Ler é fundamental. Todos o sabemos, mas até que ponto é que exercemos essa ideia?

Segundo as mais recentes conclusões (e o sentimento geral da comunidade leitora), não fazemos parte de um país que, na sua grande maioria, tenha a leitura como atividade enriquecedora de preferência. Mais do que isso, que tenha a leitura na lista de opções de atividades enriquecedoras. No entanto, apesar disso, o setor continua a trazer títulos atrás de títulos, na esperança que a perspetiva mude. Existem livros sobre tudo, existem livros para todos (algo em que muitos não acreditam).

Como podemos, então, ajudar a mudar o panorama da leitura em Portugal? Eu diria que começar pelos livros que mais rapidamente encantam e mais facilmente geram novos leitores seria uma boa ideia. Falo, então, dos livros infantis.

Sou uma de muitas pessoas que podem dizer, cheias de orgulho, que já leram para crianças. Uma de tantas que já puderam testemunhar a verdadeira magia que enche uma sala cheia de ouvintes ansiosos, carregando nada mais do que um livro que traz um mundo inteiramente novo lá dentro na mão. Ler para as crianças é o primeiro passo em direção àquilo que será, com certeza, um futuro criativo, tolerante e empático. Não nascemos a saber fazê-lo sozinhos, pelo que cabe aos adultos levar a cabo a missão, até que o mundo dos livros nos agarre por completo e possamos voar sozinhos. É fácil ter uma ideia dos benefícios que vêm com a leitura, mas façamos uma análise das mais importantes componentes do desenvolvimento de uma criança e do papel das histórias nele.

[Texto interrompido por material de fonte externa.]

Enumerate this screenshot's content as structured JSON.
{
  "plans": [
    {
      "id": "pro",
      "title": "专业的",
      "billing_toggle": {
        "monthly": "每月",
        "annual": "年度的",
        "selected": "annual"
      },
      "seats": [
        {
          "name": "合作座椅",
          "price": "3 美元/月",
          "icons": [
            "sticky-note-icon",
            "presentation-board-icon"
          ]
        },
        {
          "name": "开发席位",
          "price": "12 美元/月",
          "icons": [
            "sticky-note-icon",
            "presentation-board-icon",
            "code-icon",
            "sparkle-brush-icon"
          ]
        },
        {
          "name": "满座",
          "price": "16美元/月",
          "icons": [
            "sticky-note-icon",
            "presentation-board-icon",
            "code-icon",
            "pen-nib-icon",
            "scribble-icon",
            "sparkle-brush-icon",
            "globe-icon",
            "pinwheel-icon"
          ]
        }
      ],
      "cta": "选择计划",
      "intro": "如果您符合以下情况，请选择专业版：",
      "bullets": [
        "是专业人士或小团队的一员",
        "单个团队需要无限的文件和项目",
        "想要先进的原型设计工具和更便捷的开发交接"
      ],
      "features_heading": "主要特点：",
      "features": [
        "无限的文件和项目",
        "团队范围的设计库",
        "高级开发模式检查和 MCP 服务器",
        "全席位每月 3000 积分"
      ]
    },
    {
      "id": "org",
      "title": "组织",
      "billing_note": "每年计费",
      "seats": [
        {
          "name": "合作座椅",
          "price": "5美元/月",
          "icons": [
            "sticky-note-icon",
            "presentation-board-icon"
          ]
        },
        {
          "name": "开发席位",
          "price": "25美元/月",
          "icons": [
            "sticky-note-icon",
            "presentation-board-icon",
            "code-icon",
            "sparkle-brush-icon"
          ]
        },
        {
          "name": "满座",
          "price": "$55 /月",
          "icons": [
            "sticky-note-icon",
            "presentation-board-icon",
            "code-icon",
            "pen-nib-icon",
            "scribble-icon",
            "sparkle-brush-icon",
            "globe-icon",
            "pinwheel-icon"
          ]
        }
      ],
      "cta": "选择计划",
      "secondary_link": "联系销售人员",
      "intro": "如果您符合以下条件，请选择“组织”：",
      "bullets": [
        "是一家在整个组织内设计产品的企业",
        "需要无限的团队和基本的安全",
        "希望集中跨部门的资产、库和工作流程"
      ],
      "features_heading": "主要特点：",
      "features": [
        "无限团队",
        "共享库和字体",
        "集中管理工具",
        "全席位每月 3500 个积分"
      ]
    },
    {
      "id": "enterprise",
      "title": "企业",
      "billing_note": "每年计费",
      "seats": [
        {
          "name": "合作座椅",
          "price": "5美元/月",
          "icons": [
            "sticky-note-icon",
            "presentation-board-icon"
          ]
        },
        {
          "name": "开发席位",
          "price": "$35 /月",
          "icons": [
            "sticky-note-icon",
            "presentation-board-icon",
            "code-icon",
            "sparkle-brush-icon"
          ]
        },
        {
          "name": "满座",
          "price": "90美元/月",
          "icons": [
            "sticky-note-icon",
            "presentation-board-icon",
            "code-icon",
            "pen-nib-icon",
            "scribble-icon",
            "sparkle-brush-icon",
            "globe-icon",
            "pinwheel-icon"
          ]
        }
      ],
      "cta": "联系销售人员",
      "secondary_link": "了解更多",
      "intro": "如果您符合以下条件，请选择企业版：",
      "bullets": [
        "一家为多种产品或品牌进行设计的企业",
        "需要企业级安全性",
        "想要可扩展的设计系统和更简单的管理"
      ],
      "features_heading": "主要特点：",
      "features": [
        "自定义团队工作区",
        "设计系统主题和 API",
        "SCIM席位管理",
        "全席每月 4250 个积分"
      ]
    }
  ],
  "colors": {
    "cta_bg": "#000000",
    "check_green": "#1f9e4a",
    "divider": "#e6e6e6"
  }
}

Comecemos pela inteligência cognitiva: ler enriquece o cérebro. Fazê-lo com regularidade, seja de que forma for (acompanhados, sozinhos, em papel físico, no digital ou em formato de audio), já provou ser um excelente motor para o desenvolvimento cognitivo, de linguagem, de vocabulário e de competências literárias das crianças. É assim que lhes oferecemos uma passagem direta para uma melhor compreensão do mundo à sua volta através do conhecimento, processamento de informação e racionalidade, e isso só fará com que a maneira com que olhem para o que lhes acontece (e aos outros) de uma forma muito mais profunda. Isto para não falar do impacto nos níveis de concentração – estar atento ao desenrolar de uma história desbloqueia o valor da paciência e da capacidade de ouvir os outros.

Fomentar a leitura das crianças é dar-lhes a oportunidade de explorarem um campo do seu imaginário que de outra forma não é sequer aberto. É ajudá-los a criar uma mente imaginativa e criativa. Criatividade essa que pode posteriormente ser utilizada para tudo e algo mais: desde a criação de obras artísticas (mesmo que comecem por ser rabiscos), passando pela solução de problemas e terminando na capacidade de comunicação.

Variedade na leitura também vem garantir uma série de componentes benéficas no desenvolvimento da inteligência emocional de um ser humano (algo que muitas vezes é posto em segundo lugar, quando devia andar de mãos dadas com a inteligência cognitiva), uma delas a compreensão e aceitação das suas próprias emoções e do papel que cada uma delas detém na pessoa que são. Crescer é complexo, e à medida que se vai criando uma noção de mundo, certos sentimentos podem ser avassaladores, e ler uma história em que se reconheçam vai com certeza ajudá-los a combater a solidão que advém do próprio auto-reconhecimento. O oposto, ou seja, a leitura de histórias sobre situações igualmente válidas mas que não reconhecem como semelhantes às suas, ajuda a captar lições de vida diferentes e a desenvolver os níveis de empatia desde bem cedo. E se quisermos, ainda, podemos acrescentar o benefício do tempo de qualidade que advém da leitura. É incomparável. A criação de uma rotina que envolva um livro não só trará a garantia de que um bocadinho do dia será passado ali, em conjunto, como fortalecerá a relação entre todos os envolvidos.

É assim que mudamos o paradigma: com o nosso futuro. Criamos leitores e seres humanos tridimensionais preparados para abraçar o mundo e manter vivo um setor tão fundamental e tão negligenciado. Quem sabe se, no processo, não acabamos também por transformar em leitores, graúdos que acabaram por se apaixonar por contar histórias?